In 2002, Frye voted for San Diego's independence from the State Legislature. But now, why does she think the State Legislature should control the City?

For the record, here is current City Law that Frye voted for on May 14, 2002. §22.3002 Relationship to State Law (a) Pursuant to Section 1100.7 of California’s Public Contract Code, the City Council declares that the City’s Public Contracts Code, or any portion thereof, is expressly exempt from the California Public Contracts Code. (b) In the interest of ensuring an expeditious and fair procedure for administering the award of its public contracts, the City in its discretion may follow portions of the California Public Contract Code, but absent a judicial finding that a particular aspect of local public contracting is a matter of statewide concern, the City is not required to do so.

Here is the State law Frye cites when she argues "the Sky is falling!"

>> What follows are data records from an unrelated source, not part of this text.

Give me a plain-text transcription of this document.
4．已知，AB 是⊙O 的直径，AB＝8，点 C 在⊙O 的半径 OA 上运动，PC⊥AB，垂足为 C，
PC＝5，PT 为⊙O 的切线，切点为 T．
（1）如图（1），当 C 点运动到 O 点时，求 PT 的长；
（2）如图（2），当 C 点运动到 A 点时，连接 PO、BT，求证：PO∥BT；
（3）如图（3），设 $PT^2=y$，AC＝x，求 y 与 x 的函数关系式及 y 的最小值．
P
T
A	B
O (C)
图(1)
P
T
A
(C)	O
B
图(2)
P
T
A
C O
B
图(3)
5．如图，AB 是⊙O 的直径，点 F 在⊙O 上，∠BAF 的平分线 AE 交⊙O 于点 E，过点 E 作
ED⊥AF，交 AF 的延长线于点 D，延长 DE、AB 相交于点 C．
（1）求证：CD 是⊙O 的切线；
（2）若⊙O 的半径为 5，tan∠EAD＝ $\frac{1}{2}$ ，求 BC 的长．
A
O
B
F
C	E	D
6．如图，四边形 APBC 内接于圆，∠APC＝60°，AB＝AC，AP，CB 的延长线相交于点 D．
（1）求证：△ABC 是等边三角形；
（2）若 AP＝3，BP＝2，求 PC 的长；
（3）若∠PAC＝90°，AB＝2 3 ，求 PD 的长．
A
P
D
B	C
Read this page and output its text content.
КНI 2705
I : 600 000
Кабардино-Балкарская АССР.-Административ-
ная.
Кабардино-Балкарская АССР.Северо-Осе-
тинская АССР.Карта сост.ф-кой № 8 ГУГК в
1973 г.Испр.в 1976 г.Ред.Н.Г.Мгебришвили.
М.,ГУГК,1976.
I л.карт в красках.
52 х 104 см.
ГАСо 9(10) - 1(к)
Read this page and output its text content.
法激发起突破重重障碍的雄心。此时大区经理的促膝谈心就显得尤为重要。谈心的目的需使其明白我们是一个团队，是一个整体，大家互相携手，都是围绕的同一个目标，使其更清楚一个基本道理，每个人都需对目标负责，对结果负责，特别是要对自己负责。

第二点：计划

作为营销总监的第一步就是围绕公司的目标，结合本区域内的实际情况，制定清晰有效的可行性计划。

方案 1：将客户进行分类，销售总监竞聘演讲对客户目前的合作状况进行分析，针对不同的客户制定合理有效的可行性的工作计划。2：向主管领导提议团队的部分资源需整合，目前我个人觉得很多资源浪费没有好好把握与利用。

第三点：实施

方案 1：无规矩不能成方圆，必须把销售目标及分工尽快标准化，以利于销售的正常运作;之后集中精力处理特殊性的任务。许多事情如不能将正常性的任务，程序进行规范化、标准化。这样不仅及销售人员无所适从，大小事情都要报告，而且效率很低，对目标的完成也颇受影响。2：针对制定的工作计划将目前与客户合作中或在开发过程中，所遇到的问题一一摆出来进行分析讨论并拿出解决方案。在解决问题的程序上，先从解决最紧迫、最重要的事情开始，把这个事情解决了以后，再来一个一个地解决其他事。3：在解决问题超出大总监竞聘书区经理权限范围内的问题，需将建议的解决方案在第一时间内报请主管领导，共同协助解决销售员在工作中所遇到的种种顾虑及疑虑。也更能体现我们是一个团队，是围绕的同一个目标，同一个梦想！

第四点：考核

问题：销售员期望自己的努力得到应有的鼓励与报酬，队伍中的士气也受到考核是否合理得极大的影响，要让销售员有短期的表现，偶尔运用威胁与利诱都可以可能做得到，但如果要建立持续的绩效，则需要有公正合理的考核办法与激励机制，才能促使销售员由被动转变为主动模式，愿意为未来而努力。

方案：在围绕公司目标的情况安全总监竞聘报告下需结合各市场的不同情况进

Sec. 1100.7. This code is the basis of contracts between most public entities in this state and their contractors and subcontractors. With regard to charter cities, this code applies in the absence of an express exemption [like in San Diego] or a city charter provision or ordinance that conflicts with the relevant provision of this code.

Sec. 2503. If a charter provision, initiative, or ordinance of a charter city prohibits, limits, or constrains in any way the governing board's authority or discretion to adopt, require, or utilize a project labor agreement that includes all the taxpayer protection provisions of Section 2500 for some or all of the construction projects to be awarded by the city, then state funding or financial assistance shall not be used to support any construction projects awarded by the city. This section shall not be applicable until January 1, 2015, for charter cities in which a charter provision, initiative, or ordinance in effect prior to November 1, 2011, would disqualify a construction project from receiving state funding or financial assistance.